René-Ovide Hertel de Rouville ne s’illustra pas comme son père, son frère Jean-Baptiste-François, ses nombreux oncles et son grand-père paternel, Joseph-François Hertel* de La Fresnière, dans la carrière militaire et les hauts faits d’armes qui auréolèrent le nom des Hertel. Il fut orienté assez tôt vers l’étude du droit et suivit à Québec les cours du procureur général, Louis-Guillaume Verrier*, qui, en octobre 1743, le comptait au nombre de ses nouveaux élèves. Deux ans auparavant, son mariage avait défrayé la chronique du temps. Contre le gré de sa mère et tutrice – son père était mort depuis 1722 – il épousait, à Québec, le 20 mai 1741, Louise-Catherine André* de Leigne, de 11 ans son aînée. La veuve de Jean-Baptiste Hertel de Rouville porta l’affaire devant les tribunaux et obtint gain de cause. Le 12 juin, le Conseil supérieur déclara le mariage nul et défendit aux deux intéressés de prendre qualité de mari et femme. Mais pour peu de temps, car le 22 octobre suivant Hertel de Rouville contracta à nouveau mariage, avec cette fois, semble-t-il, l’assentiment des deux familles. De cette union naquirent trois filles et deux garçons. Jean-Baptiste-Melchior*, le plus connu, devint député au premier parlement en 1792 et, plus tard, conseiller législatif.
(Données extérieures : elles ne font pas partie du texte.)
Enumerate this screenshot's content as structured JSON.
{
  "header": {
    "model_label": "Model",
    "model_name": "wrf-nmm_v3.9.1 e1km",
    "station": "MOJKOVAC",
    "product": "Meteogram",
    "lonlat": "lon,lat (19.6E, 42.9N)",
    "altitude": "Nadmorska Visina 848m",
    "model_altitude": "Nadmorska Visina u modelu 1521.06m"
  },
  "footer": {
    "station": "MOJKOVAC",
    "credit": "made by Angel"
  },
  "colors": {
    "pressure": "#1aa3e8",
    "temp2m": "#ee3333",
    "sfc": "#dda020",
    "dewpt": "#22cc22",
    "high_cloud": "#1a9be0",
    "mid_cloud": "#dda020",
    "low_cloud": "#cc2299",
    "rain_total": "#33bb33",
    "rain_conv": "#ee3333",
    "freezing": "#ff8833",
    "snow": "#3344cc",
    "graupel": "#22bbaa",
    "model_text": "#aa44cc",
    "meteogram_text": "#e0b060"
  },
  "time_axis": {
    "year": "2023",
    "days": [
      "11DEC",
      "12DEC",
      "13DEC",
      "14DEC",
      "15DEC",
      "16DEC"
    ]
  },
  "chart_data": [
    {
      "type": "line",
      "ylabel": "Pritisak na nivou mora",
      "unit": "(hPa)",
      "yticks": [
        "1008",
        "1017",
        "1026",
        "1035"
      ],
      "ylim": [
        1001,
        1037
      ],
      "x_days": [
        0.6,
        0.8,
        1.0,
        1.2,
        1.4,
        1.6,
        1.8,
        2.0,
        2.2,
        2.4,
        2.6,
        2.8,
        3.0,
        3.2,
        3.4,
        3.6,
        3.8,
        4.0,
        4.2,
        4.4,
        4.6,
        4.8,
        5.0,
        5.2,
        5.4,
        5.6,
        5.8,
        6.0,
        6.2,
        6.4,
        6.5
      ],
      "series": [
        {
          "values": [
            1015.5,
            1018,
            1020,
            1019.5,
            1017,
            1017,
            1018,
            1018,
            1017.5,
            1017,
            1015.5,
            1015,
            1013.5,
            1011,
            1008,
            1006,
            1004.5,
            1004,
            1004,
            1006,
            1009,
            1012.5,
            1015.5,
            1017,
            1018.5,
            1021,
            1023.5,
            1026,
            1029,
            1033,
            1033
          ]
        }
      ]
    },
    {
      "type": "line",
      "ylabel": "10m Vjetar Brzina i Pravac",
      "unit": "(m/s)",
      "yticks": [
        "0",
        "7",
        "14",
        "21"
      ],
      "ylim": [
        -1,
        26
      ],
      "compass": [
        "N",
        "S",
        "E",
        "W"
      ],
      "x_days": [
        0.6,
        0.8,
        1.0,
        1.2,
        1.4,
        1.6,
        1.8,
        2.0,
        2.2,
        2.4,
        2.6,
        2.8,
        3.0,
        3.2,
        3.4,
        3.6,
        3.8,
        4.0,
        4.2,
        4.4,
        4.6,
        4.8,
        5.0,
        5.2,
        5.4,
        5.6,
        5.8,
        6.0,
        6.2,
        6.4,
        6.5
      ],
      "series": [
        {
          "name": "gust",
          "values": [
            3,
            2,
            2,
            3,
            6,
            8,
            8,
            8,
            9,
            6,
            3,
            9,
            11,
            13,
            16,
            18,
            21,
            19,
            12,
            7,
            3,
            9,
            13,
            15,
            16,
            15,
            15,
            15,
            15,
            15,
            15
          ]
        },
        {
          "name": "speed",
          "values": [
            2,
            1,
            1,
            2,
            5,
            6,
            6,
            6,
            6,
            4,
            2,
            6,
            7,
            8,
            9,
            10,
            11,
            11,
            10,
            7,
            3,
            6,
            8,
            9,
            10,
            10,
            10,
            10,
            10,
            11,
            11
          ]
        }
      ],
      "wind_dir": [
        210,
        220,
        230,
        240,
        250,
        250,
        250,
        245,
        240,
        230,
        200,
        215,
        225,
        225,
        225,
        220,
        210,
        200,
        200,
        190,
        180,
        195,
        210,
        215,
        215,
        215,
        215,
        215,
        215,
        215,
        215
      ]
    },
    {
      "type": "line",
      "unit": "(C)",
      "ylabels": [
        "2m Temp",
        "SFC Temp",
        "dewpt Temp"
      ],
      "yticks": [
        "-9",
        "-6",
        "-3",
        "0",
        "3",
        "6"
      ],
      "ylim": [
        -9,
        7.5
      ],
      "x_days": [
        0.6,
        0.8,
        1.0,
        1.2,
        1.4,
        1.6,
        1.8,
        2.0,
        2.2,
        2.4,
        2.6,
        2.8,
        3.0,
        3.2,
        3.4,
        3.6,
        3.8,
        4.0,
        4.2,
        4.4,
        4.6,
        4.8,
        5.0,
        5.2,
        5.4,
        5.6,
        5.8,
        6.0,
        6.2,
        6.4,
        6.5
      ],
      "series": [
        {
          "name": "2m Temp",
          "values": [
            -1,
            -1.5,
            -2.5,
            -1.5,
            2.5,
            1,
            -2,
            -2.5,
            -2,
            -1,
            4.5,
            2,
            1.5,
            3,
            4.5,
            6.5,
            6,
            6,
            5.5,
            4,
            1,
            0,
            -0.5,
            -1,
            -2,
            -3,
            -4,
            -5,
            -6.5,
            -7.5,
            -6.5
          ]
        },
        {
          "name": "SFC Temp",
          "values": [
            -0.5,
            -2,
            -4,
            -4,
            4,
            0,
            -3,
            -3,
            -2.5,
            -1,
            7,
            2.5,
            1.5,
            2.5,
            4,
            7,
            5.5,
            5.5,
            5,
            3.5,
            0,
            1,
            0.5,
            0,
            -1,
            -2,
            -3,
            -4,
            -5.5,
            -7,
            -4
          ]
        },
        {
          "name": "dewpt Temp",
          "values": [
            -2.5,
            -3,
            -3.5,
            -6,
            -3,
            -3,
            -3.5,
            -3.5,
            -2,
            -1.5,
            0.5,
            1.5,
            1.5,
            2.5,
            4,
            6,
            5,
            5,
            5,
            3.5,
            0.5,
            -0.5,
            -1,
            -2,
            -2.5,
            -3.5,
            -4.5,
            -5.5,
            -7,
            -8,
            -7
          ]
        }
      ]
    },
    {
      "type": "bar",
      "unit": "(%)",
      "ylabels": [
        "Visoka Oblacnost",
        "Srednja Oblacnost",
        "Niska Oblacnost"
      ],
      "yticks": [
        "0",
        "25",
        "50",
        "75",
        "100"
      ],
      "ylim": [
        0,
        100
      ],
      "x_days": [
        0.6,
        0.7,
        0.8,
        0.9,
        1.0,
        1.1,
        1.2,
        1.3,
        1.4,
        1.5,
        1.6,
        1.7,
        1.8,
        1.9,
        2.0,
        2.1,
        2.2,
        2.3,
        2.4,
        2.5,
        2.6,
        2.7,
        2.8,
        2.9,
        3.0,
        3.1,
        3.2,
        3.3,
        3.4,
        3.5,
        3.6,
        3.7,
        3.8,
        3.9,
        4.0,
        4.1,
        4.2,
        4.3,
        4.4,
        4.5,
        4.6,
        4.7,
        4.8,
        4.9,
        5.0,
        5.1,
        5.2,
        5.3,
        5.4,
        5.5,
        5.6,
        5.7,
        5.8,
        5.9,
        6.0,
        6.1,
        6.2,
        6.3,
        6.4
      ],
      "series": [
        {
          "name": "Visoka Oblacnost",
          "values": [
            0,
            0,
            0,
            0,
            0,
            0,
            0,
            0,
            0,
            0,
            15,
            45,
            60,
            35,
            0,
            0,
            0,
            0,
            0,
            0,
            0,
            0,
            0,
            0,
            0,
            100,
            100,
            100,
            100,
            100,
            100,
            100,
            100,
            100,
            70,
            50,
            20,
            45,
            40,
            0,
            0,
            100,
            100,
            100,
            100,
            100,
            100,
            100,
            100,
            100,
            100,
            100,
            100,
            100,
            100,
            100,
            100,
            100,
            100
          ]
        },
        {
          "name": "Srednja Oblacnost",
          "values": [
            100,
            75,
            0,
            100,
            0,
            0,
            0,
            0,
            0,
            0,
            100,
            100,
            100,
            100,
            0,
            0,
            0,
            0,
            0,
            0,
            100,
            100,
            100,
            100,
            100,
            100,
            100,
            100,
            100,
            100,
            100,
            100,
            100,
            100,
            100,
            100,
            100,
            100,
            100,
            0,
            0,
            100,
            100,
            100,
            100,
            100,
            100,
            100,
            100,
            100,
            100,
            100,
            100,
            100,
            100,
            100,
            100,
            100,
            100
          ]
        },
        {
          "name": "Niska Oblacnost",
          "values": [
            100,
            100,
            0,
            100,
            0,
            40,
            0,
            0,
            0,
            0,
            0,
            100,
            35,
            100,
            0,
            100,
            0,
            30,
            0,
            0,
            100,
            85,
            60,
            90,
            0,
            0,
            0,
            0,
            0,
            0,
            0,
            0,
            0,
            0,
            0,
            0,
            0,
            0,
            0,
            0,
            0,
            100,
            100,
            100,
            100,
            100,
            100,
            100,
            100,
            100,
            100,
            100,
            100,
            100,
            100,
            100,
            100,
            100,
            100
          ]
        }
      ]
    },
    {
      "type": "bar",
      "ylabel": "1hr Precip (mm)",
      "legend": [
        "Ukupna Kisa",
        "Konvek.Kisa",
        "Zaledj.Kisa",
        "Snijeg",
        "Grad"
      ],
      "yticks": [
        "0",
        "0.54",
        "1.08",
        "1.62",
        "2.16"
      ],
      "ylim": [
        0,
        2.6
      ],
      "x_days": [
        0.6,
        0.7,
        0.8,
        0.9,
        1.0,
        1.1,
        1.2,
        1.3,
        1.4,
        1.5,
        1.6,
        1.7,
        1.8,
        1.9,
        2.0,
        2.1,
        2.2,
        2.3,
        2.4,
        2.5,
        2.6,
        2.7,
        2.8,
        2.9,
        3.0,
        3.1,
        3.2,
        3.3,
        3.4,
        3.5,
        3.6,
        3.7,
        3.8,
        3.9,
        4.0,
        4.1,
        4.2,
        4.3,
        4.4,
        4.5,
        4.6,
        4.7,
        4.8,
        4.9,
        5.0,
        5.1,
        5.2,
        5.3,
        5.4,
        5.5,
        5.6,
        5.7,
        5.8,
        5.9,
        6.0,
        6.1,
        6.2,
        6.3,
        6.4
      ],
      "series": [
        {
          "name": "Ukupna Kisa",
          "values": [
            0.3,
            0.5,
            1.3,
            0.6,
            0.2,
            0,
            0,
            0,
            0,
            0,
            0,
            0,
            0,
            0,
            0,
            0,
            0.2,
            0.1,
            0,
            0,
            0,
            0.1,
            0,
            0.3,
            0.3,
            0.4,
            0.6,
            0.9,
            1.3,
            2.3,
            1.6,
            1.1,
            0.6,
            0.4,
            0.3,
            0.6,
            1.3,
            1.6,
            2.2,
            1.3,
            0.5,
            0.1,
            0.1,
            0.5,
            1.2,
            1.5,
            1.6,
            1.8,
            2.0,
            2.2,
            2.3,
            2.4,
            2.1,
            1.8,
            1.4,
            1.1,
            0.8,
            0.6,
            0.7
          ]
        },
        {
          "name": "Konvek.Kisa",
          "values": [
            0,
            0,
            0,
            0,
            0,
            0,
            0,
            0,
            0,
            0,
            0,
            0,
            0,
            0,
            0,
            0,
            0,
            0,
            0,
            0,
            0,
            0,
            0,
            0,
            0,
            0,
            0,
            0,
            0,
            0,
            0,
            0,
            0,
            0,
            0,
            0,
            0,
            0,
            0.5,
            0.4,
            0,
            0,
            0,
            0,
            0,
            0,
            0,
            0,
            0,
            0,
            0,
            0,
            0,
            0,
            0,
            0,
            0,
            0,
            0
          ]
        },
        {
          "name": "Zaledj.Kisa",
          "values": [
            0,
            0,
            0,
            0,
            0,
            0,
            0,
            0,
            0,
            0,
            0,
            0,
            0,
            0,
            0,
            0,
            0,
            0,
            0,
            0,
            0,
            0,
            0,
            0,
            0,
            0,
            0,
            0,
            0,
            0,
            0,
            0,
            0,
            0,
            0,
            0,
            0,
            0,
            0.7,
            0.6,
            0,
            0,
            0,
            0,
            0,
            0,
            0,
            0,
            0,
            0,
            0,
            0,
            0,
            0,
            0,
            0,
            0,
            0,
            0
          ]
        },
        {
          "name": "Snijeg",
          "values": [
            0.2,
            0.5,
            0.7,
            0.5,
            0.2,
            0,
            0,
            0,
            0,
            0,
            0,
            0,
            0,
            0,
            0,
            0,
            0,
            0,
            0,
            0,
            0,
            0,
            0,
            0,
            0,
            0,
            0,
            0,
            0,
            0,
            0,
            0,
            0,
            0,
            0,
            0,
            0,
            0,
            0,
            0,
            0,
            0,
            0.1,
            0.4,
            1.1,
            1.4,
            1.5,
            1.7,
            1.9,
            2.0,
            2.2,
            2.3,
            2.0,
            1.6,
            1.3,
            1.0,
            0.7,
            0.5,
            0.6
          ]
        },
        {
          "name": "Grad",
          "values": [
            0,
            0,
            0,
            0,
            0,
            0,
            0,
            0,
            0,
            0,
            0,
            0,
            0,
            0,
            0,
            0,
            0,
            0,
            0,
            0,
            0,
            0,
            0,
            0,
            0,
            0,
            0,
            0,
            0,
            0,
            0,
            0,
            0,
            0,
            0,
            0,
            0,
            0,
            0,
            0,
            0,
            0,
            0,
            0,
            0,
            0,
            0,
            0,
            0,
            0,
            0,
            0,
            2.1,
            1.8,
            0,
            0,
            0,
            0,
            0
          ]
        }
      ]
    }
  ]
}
C’est sans doute grâce à l’appui de son beaupère, Pierre André* de Leigne, ancien lieutenant général civil et criminel de la Prévôté de Québec, qu’Hertel de Rouville put être désigné, le 1er avril 1745, à l’âge de 24 ans, au poste de lieutenant général civil et criminel de la juridiction royale de Trois-Rivières. Le 17 octobre 1746, il était confirmé dans cette charge. Tout en exerçant cette fonction, il assuma plusieurs missions de confiance dont la plus importante fut celle de directeur des forges du Saint-Maurice.

Après la faillite de François-Étienne Cugnet* en 1741, les forges du Saint-Maurice retournèrent au Domaine d’Occident et furent placées sous la dépendance directe de l’intendant. Parmi les nombreux problèmes que soulevait cette entreprise, le recrutement d’une main-d’œuvre qualifiée et le rendement des ouvriers n’étaient pas des moindres. L’inconduite et l’insubordination y étaient souvent causes de désordre et de discorde. C’est ainsi qu’en 1747 l’intendant Hocquart décida de subdéléguer son lieutenant général de Trois-Rivières pour enquêter sur les différends pouvant s’élever entre les ouvriers. En 1749, le nouvel intendant Bigot renouvela cette commission et, en octobre de la même année, étendit le rôle du subdélégué à celui d’inspecteur chargé de « remédier aux abus [...] diminuer les dépenses [...] et [...] faire tout ce qui pourra contribuer au bien et avantage de cet établissement ». S’étant ainsi familiarisé avec ce milieu de travail, Hertel de Rouville fut appelé à succéder à Jean-Urbain Martel* de Belleville à la direction des forges dès 1750, selon toute vraisemblance. Il allait remplir cette fonction jusqu’à la fin du Régime français. Malgré les critiques de l’ingénieur Louis Franquet*, lors de son inspection des forges en 1752, il est difficile de juger de l’action d’Hertel de Rouville à la tête de cette entreprise que la guerre de la Conquête allait réduire à une inactivité quasi totale.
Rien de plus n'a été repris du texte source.